Oh, me so haw-ny! Me love you long time!
Hello, I’m a comment whore.
Other bloggers know this term well. (My friend Marian Schembari wrote about it expertly here.) You don’t have to be a blogger (or a whore) to figure it out: a comment whore is like a crack whore, except the drug is written feedback. And it’s not smokable and we don’t actually trade sex for it. If I indicated otherwise, and you left comments in the hope of a slurpy, back-alley bj or something, I’m sorry but no can do. (Married!)
Whether you blog or not, I’m sure you can relate to my addiction.
Who doesn’t like a little attention? Even if it’s negative. Negative comments are a potent high, too, because if someone took the time to write something mean or critical or just obscene, then it means they care. My writing hit a nerve!

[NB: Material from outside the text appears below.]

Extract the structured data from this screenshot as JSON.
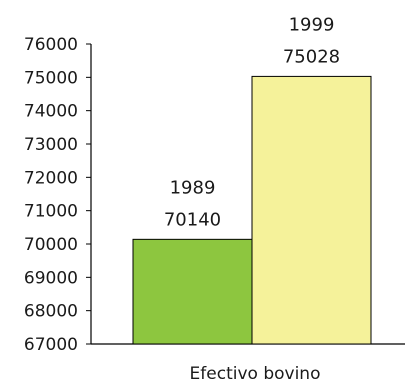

I haven’t gotten negative comments, except those from my mom challenging the facts of my childhood stories. But I’d welcome them. I’d take any comment. Whatever I can get. Lots and lots. C’mon, give them to me. I’ll do all the things you like.
See? I’m a whore. That’s what getting hooked on comments will do to you.
It’s debilitating.
Comments mess up my writing process — before, during, and after.
Before: “Will this post get comments?”
That’s what I ask myself when I have an idea. And if I decide the answer is no, then I scrap it. Because not getting comments would be terrible and humiliating.
During: “Will this post get comments?”
Yep, I keep asking it. And hitting the backspace bar. Backspace, backspace, backspace.
After: OK, bring on the comments!
I click “publish.” Done! Except, not done. Because then, the staring and waiting begins. I just sit there in front of the screen, mouth slightly agape, listening for the email DING! from that first comment. Comments? Anyone? Yoo hoo, where are the comments?
I’ve written posts that got comments in the first five minutes. So if a post doesn’t meet that standard, here’s what happens:
The Failure Cloud rolls in.
First thoughts: “OK, this post is a huge flop. Nobody liked it, and for good reason. I thought it was dynamite when I wrote it, but now I see that it sucked. Oh well, guess my blogging career is over.I had my time in the sun. Now it’s someone else’s turn. That’s how it works: one minute you’re relevant, the next you’re obsolete. Just like a macbook or Rico Suave.”
The Fail feeling is paralyzing.
It’s like wet fingernail polish: I have to just sit there with it and can’t do anything else till it dries.
Because I have things to do, I try and talk myself down from it. I think, “Well, OK, I failed. So what? Success is made of failures. You have to fail a bunch of times in order to succeed at something, right? All the greats bomb sometimes. Even Woody Allen. So if this post was a dud, I’m no different than Woody.”
I’m not satisfied with that, so I move on to indignance. “A failure? Says who?! Just because no one liked it doesn’t mean it’s bad. Look at Diet Hawaiian Punch Soda. It’s the best beverage I ever had, but I only found it once, in a convenience store in San Diego in 1990, and never saw it again. It was obviously yanked from the shelves because I’m the only person who liked it. This blog post is just like that drink. Superb and underappreciated.”
DING!
“OOOH! A COMMENT! THANK YOU JESUS!!!!”
Eventually, there are always at least a few, and so I spend the rest of the day answering them as they come in, and screw whatever else it is I’m supposed to be doing.
So there’s what comments do to me.
The solution? Go cold turkey.
I’m going to disable comments, for at least a little while, and see what happens. What do you think about that?
Tell me in the comments.
Ha ha, just kidding, you can’t.
But if you want, you can give feedback in the way of RTs and gifts in the mail. I like chocolates and bars of gold.
UPDATE: I also like crack. Anyone got some? Just to take the edge off.